Doubt in finding probability of an event from the conditional probability

Question

I am studying about conditional probability and see a problem given as

In the solution$P(B_1)=P(B_2)=P(B_3)=1/3$ is taken.

From set point of view, event $B_1$ can be seen as ${\{R,R,R,R,G,G,G,B,B,B,B,B}\}$ and $R\cap B_1={\{R,R,R,R}\}$.
So $P(R\cap B_1)=|R\cap B_1|/|B_1|=P(R\cap B_1)/P(B_1)$.

Here our sample space is like ${\{R,...,R,G,...,G,B,...,B}\}$.

If we have to calculate P(R), so shouldn't we have to use $P(B_1)=|B_1|/|S|= 12/30=4/10$ instead of 1/3.
Because the formula used in the solution, holds only when we don't change our sample space from ${\{R,...,R,G,...,G,B,...,B}\}$ to ${\{B_1,B_2,B_3}\}$.

Also in the solution probability of choosing red ball is incorrect not equal to number of red balls divided by this total number of balls. If we use $P(B)=|\text{Number of balls in box B}|/|\text{Total number of balls}|$, then we get $P(R)= 1/3$.

Is the solution incorrect, or my way of thinking is incorrect. Please clarify the doubt.

Answer 1

Your way of thinking is incorrect. You are assuming that since the total number of balls in the 3 boxes is 30, each of the balls has a $(1/30)$ chance of being picked.

This is wrong. In fact, because box 2 contains only 8 balls and box 1 contains 12 balls, each ball in box 2 is 1.5 times more likely to be chosen than a ball in box 1.

To take an extreme case, suppose box 2 had 1 ball (of any color), and boxes 1 and 3 each had 100 balls (of any color).

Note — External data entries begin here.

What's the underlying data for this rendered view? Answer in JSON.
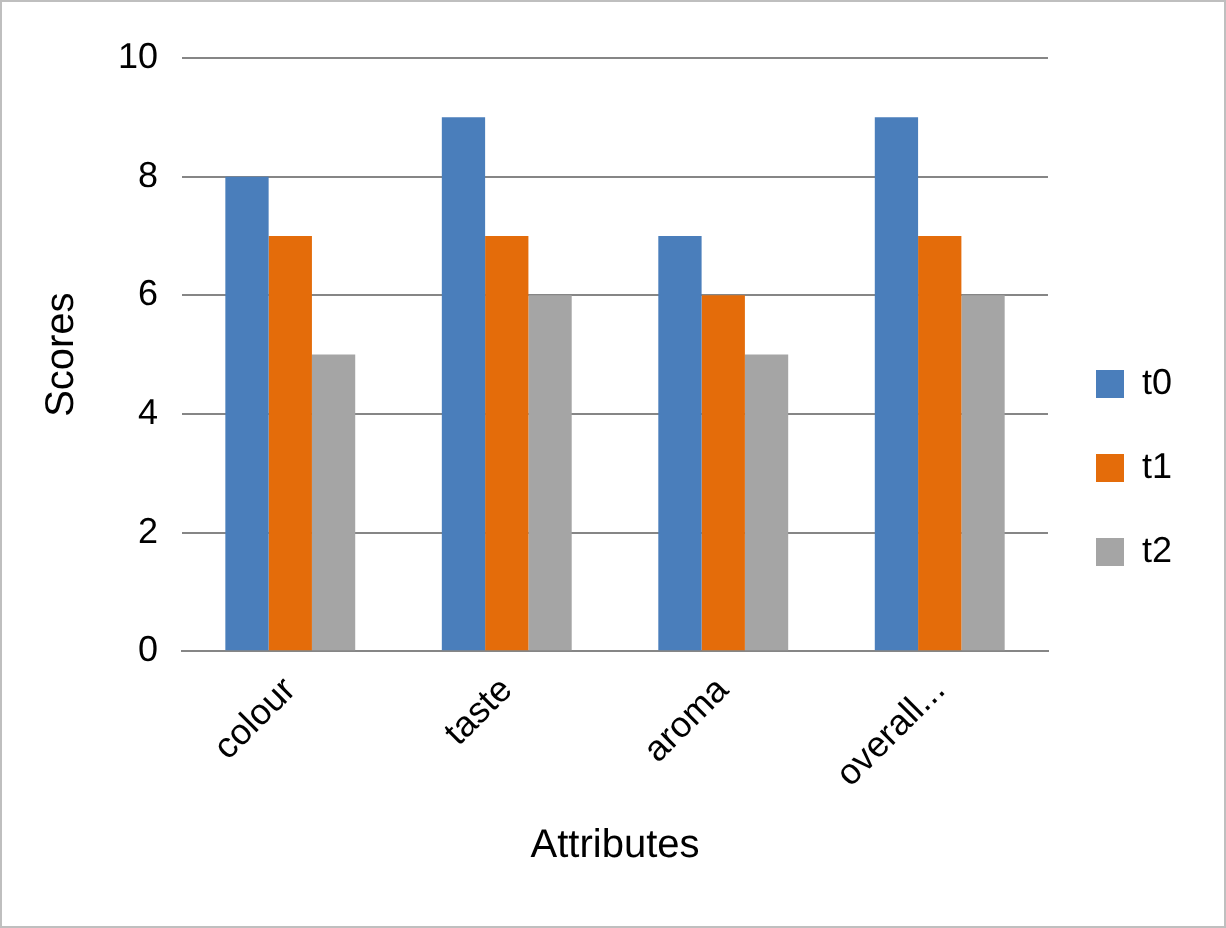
{
  "chart_data": {
    "type": "bar",
    "xlabel": "Attributes",
    "ylabel": "Scores",
    "categories": [
      "colour",
      "taste",
      "aroma",
      "overall..."
    ],
    "series": [
      {
        "name": "t0",
        "color": "#4a7ebb",
        "values": [
          8,
          9,
          7,
          9
        ]
      },
      {
        "name": "t1",
        "color": "#e46c0a",
        "values": [
          7,
          7,
          6,
          7
        ]
      },
      {
        "name": "t2",
        "color": "#a5a5a5",
        "values": [
          5,
          6,
          5,
          6
        ]
      }
    ],
    "ylim": [
      0,
      10
    ],
    "yticks": [
      0,
      2,
      4,
      6,
      8,
      10
    ],
    "grid": "y",
    "legend": "right"
  }
}
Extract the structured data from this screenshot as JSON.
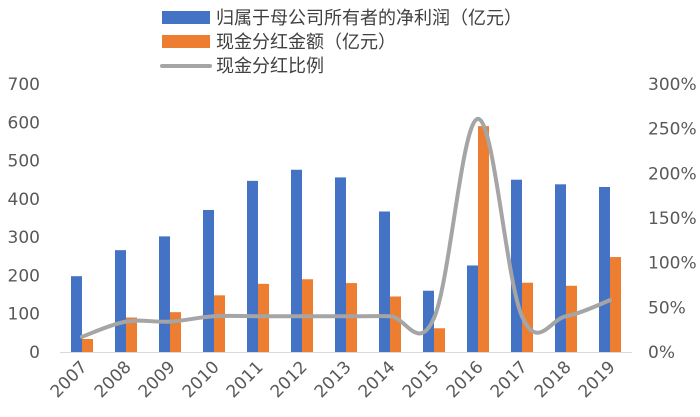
{
  "chart_data": {
    "type": "bar",
    "categories": [
      "2007",
      "2008",
      "2009",
      "2010",
      "2011",
      "2012",
      "2013",
      "2014",
      "2015",
      "2016",
      "2017",
      "2018",
      "2019"
    ],
    "series": [
      {
        "name": "归属于母公司所有者的净利润（亿元）",
        "type": "bar",
        "axis": "left",
        "color": "#4472C4",
        "values": [
          198,
          266,
          302,
          371,
          447,
          476,
          456,
          367,
          160,
          226,
          450,
          438,
          431
        ]
      },
      {
        "name": "现金分红金额（亿元）",
        "type": "bar",
        "axis": "left",
        "color": "#ED7D31",
        "values": [
          34,
          90,
          104,
          148,
          178,
          190,
          180,
          145,
          62,
          590,
          181,
          173,
          248
        ]
      },
      {
        "name": "现金分红比例",
        "type": "line",
        "axis": "right",
        "color": "#A5A5A5",
        "values": [
          0.17,
          0.34,
          0.34,
          0.4,
          0.4,
          0.4,
          0.4,
          0.4,
          0.38,
          2.61,
          0.4,
          0.4,
          0.58
        ]
      }
    ],
    "y_left": {
      "min": 0,
      "max": 700,
      "step": 100,
      "ticks": [
        "0",
        "100",
        "200",
        "300",
        "400",
        "500",
        "600",
        "700"
      ]
    },
    "y_right": {
      "min": 0,
      "max": 3,
      "step": 0.5,
      "ticks": [
        "0%",
        "50%",
        "100%",
        "150%",
        "200%",
        "250%",
        "300%"
      ]
    },
    "grid": false,
    "legend_position": "top-center"
  }
}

Then the ball in box 2 would be 100 times more likely to be chosen than any of the individual balls in either box 1 or box 3.

Addendum
Per OP's request.
Responding to his comment/question to Math Lover:

You questioned the formula

$$p(R) ~=~ \sum_{i=1}^3 p(B_i)p(R|B_i).\tag1 $$

Note that I have rearranged the factors in each term, with the $p(B_i)$ factor shown 1st to make the formula easier to intuit.

If I understand your question, you are questioning what would happen if the number of red balls in one of the boxes were to change.

Let's take an extreme case.

Suppose that Box 1 has 100 balls, all blue.
Suppose that Box 2 has 1 ball, which is red.
Suppose that Box 3 has 100 balls, all green.

According to the summation formula, the chance that a red ball would be selected is

$$\left(\frac{1}{3} \times \frac{0}{100}\right) ~+~ \left(\frac{1}{3} \times \frac{1}{1}\right) ~+~ \left(\frac{1}{3} \times \frac{0}{100}\right) = \frac{1}{3}.$$

In fact, in this extreme case, the probability that the ball chosen is red is in fact $\frac{1}{3},$ so the formula continues to be accurate.